Cottingham also led investigators to assume he was guilty of the death by supplying facts about the case, such as claiming he was near the crime site at the time of the murder.
On New York’s Long Island, the so-called “Torso Killer” has been linked to the death of a lady discovered in the parking lot of a shopping mall fifty years ago.
Richard Cottingham, who is thought to be one of the most prolific serial killers in the United States, was arraigned Wednesday on a second-degree murder charge in connection with the 1968 murder of Diane Cusick.
Cottingham pleaded not guilty from a hospital bed in New Jersey, where he is already serving a life sentence for other murders.
Authorities think that Ms. Cusick, age 23, left her employment at a children’s dancing school and then stopped at the Green Acres Mall in Nassau County to purchase a pair of shoes when Mr. Cottingham followed her out.
The suspect is believed to have impersonated a security guard or police officer, accused the victim of theft, and then overpowered her, according to Nassau County Police Detective Captain Stephen Fitzpatrick.
He further stated that she was “brutally beaten, raped, and murdered in that vehicle.”
She had defensive wounds on her hands, and DNA evidence was collected at the scene.
However, there was no DNA testing at the time, and the case finally fell cold.
At the time of Ms.

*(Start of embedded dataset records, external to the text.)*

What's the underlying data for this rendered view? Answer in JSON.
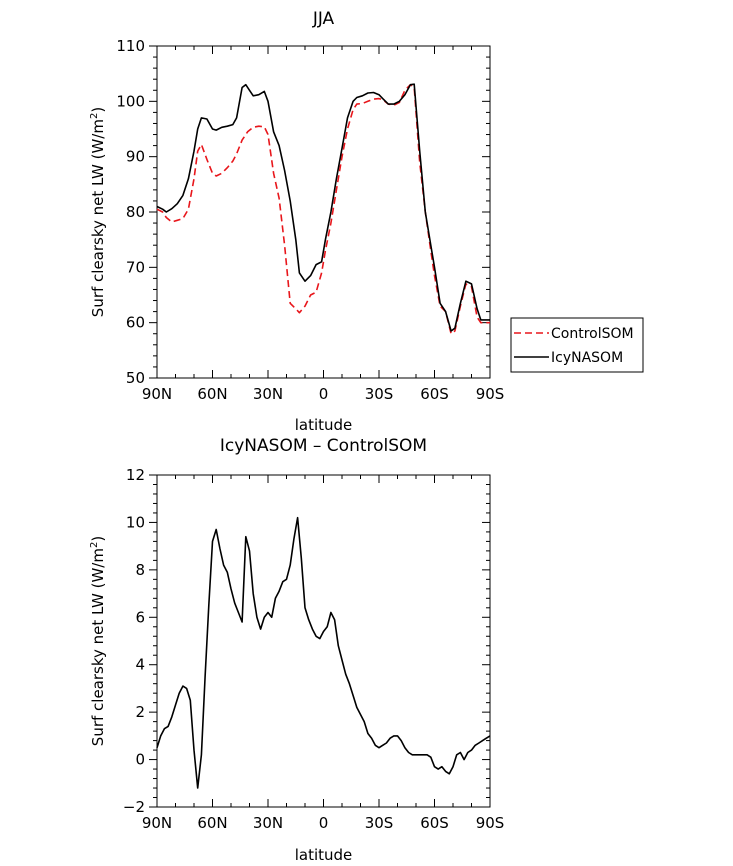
{
  "chart_data": [
    {
      "type": "line",
      "title": "JJA",
      "xlabel": "latitude",
      "ylabel": "Surf clearsky net LW (W/m",
      "ylabel_sup": "2",
      "ylabel_tail": ")",
      "xlim": [
        90,
        -90
      ],
      "ylim": [
        50,
        110
      ],
      "xticks": [
        90,
        60,
        30,
        0,
        -30,
        -60,
        -90
      ],
      "xticklabels": [
        "90N",
        "60N",
        "30N",
        "0",
        "30S",
        "60S",
        "90S"
      ],
      "yticks": [
        50,
        60,
        70,
        80,
        90,
        100,
        110
      ],
      "yticklabels": [
        "50",
        "60",
        "70",
        "80",
        "90",
        "100",
        "110"
      ],
      "legend_position": "right",
      "series": [
        {
          "name": "ControlSOM",
          "color": "#e8161b",
          "dash": "dashed",
          "x": [
            90,
            87,
            85,
            82,
            79,
            76,
            73,
            70,
            68,
            66,
            63,
            60,
            58,
            55,
            52,
            49,
            47,
            44,
            41,
            38,
            35,
            32,
            30,
            27,
            24,
            21,
            18,
            15,
            13,
            10,
            7,
            4,
            1,
            -1,
            -4,
            -7,
            -10,
            -13,
            -16,
            -18,
            -21,
            -24,
            -27,
            -30,
            -32,
            -35,
            -38,
            -41,
            -44,
            -47,
            -49,
            -52,
            -55,
            -58,
            -60,
            -63,
            -66,
            -69,
            -71,
            -74,
            -77,
            -80,
            -83,
            -85,
            -88,
            -90
          ],
          "y": [
            80.5,
            80,
            79,
            78.2,
            78.5,
            78.8,
            80.5,
            86,
            91,
            92.2,
            89.5,
            87,
            86.5,
            87,
            88,
            89.2,
            90.5,
            93,
            94.5,
            95.3,
            95.5,
            95.4,
            94,
            87,
            82.5,
            74,
            63.5,
            62.5,
            61.8,
            63,
            65,
            65.5,
            69,
            73,
            78,
            84,
            90,
            95,
            98.5,
            99.5,
            99.6,
            100,
            100.4,
            100.5,
            100.3,
            99.5,
            99.3,
            99.8,
            102,
            103,
            102.5,
            89,
            80,
            73,
            68.5,
            63,
            62,
            58,
            58.5,
            63,
            67,
            66.5,
            61,
            60,
            60,
            60
          ]
        },
        {
          "name": "IcyNASOM",
          "color": "#000000",
          "dash": "solid",
          "x": [
            90,
            87,
            85,
            82,
            79,
            76,
            73,
            70,
            68,
            66,
            63,
            60,
            58,
            55,
            52,
            49,
            47,
            44,
            42,
            40,
            38,
            35,
            32,
            30,
            27,
            24,
            21,
            18,
            15,
            13,
            10,
            7,
            4,
            1,
            -1,
            -4,
            -7,
            -10,
            -13,
            -16,
            -18,
            -21,
            -24,
            -27,
            -30,
            -32,
            -35,
            -38,
            -41,
            -44,
            -47,
            -49,
            -52,
            -55,
            -58,
            -60,
            -63,
            -66,
            -69,
            -71,
            -74,
            -77,
            -80,
            -83,
            -85,
            -88,
            -90
          ],
          "y": [
            81,
            80.5,
            80,
            80.6,
            81.5,
            83,
            86,
            91,
            95,
            97,
            96.8,
            95,
            94.8,
            95.3,
            95.5,
            95.8,
            97,
            102.5,
            103,
            102,
            101,
            101.2,
            101.8,
            100,
            94.5,
            92,
            87.5,
            82,
            75,
            69,
            67.5,
            68.5,
            70.5,
            71,
            75,
            80,
            86,
            91.5,
            97,
            100,
            100.7,
            101,
            101.5,
            101.6,
            101.2,
            100.5,
            99.5,
            99.5,
            100,
            101.2,
            103,
            103.1,
            91,
            80,
            74,
            70,
            63.5,
            62,
            58.5,
            59,
            63.5,
            67.5,
            67,
            62.5,
            60.5,
            60.5,
            60.5
          ]
        }
      ]
    },
    {
      "type": "line",
      "title": "IcyNASOM – ControlSOM",
      "xlabel": "latitude",
      "ylabel": "Surf clearsky net LW (W/m",
      "ylabel_sup": "2",
      "ylabel_tail": ")",
      "xlim": [
        90,
        -90
      ],
      "ylim": [
        -2,
        12
      ],
      "xticks": [
        90,
        60,
        30,
        0,
        -30,
        -60,
        -90
      ],
      "xticklabels": [
        "90N",
        "60N",
        "30N",
        "0",
        "30S",
        "60S",
        "90S"
      ],
      "yticks": [
        -2,
        0,
        2,
        4,
        6,
        8,
        10,
        12
      ],
      "yticklabels": [
        "−2",
        "0",
        "2",
        "4",
        "6",
        "8",
        "10",
        "12"
      ],
      "series": [
        {
          "color": "#000000",
          "dash": "solid",
          "x": [
            90,
            88,
            86,
            84,
            82,
            80,
            78,
            76,
            74,
            72,
            70,
            68,
            66,
            64,
            62,
            60,
            58,
            56,
            54,
            52,
            50,
            48,
            46,
            44,
            42,
            40,
            38,
            36,
            34,
            32,
            30,
            28,
            26,
            24,
            22,
            20,
            18,
            16,
            14,
            12,
            10,
            8,
            6,
            4,
            2,
            0,
            -2,
            -4,
            -6,
            -8,
            -10,
            -12,
            -14,
            -16,
            -18,
            -20,
            -22,
            -24,
            -26,
            -28,
            -30,
            -32,
            -34,
            -36,
            -38,
            -40,
            -42,
            -44,
            -46,
            -48,
            -50,
            -52,
            -54,
            -56,
            -58,
            -60,
            -62,
            -64,
            -66,
            -68,
            -70,
            -72,
            -74,
            -76,
            -78,
            -80,
            -82,
            -84,
            -86,
            -88,
            -90
          ],
          "y": [
            0.5,
            1.0,
            1.3,
            1.4,
            1.8,
            2.3,
            2.8,
            3.1,
            3.0,
            2.5,
            0.4,
            -1.2,
            0.2,
            3.5,
            6.5,
            9.2,
            9.7,
            8.9,
            8.2,
            7.9,
            7.2,
            6.6,
            6.2,
            5.8,
            9.4,
            8.8,
            7.0,
            6.0,
            5.5,
            6.0,
            6.2,
            6.0,
            6.8,
            7.1,
            7.5,
            7.6,
            8.2,
            9.3,
            10.2,
            8.5,
            6.4,
            5.9,
            5.5,
            5.2,
            5.1,
            5.4,
            5.6,
            6.2,
            5.9,
            4.8,
            4.2,
            3.6,
            3.2,
            2.7,
            2.2,
            1.9,
            1.6,
            1.1,
            0.9,
            0.6,
            0.5,
            0.6,
            0.7,
            0.9,
            1.0,
            1.0,
            0.8,
            0.5,
            0.3,
            0.2,
            0.2,
            0.2,
            0.2,
            0.2,
            0.1,
            -0.3,
            -0.4,
            -0.3,
            -0.5,
            -0.6,
            -0.3,
            0.2,
            0.3,
            0.0,
            0.3,
            0.4,
            0.6,
            0.7,
            0.8,
            0.9,
            1.0
          ]
        }
      ]
    }
  ]
}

Cusick’s death, Cottingham was a computer programmer for a health insurance business in New York.
In the 1980s, he was convicted of murder in both New York and New Jersey, but the law did not require him to produce a DNA sample, as it does now.
In 2016, when he pled guilty to another murder in New Jersey, his DNA was extracted and submitted into a national database.
47 years ago, Cottingham pled guilty to the murders of Mary Ann Pryor, age 17, and Lorraine Marie Kelly, age 16.
In 2021, authorities in Nassau County, located east of New York City, got information that a man believed to be responsible for deaths in the county was in custody in New Jersey.
They recommenced DNA testing on cold cases and discovered a match with Cottingham.
Cottingham allegedly led investigators to assume he was responsible for the homicide by supplying facts about the case, including that he was near a drive-in theatre that was adjacent to the mall at the time of the murder.
However, he refrained from directly confessing to the murder of Ms. Cusick.
He was not always an elderly man with frailty.
This week, Cottingham requested to be arraigned by video stream from a hospital in New Jersey due to his bad health and bedridden condition.
Anne Donnelly, the district attorney of Nassau County, stated, “He is a dangerous predator, and despite his current appearance in a hospital bed, he was not always a frail elderly man.”
“At the time he murdered Ms. Cusick, he was only 22 years old. He was powerful, even stronger than these women, and violent.”
Cottingham, who was dubbed The Torso Killer and The Times Square Killer, previously claimed responsibility for up to one hundred deaths.
Officially, New York and New Jersey authorities have only tied him to a dozen murders, including that of Ms. Cusick.
Since 1980, when he was arrested after a motel maid heard a woman crying in his room, he has been incarcerated.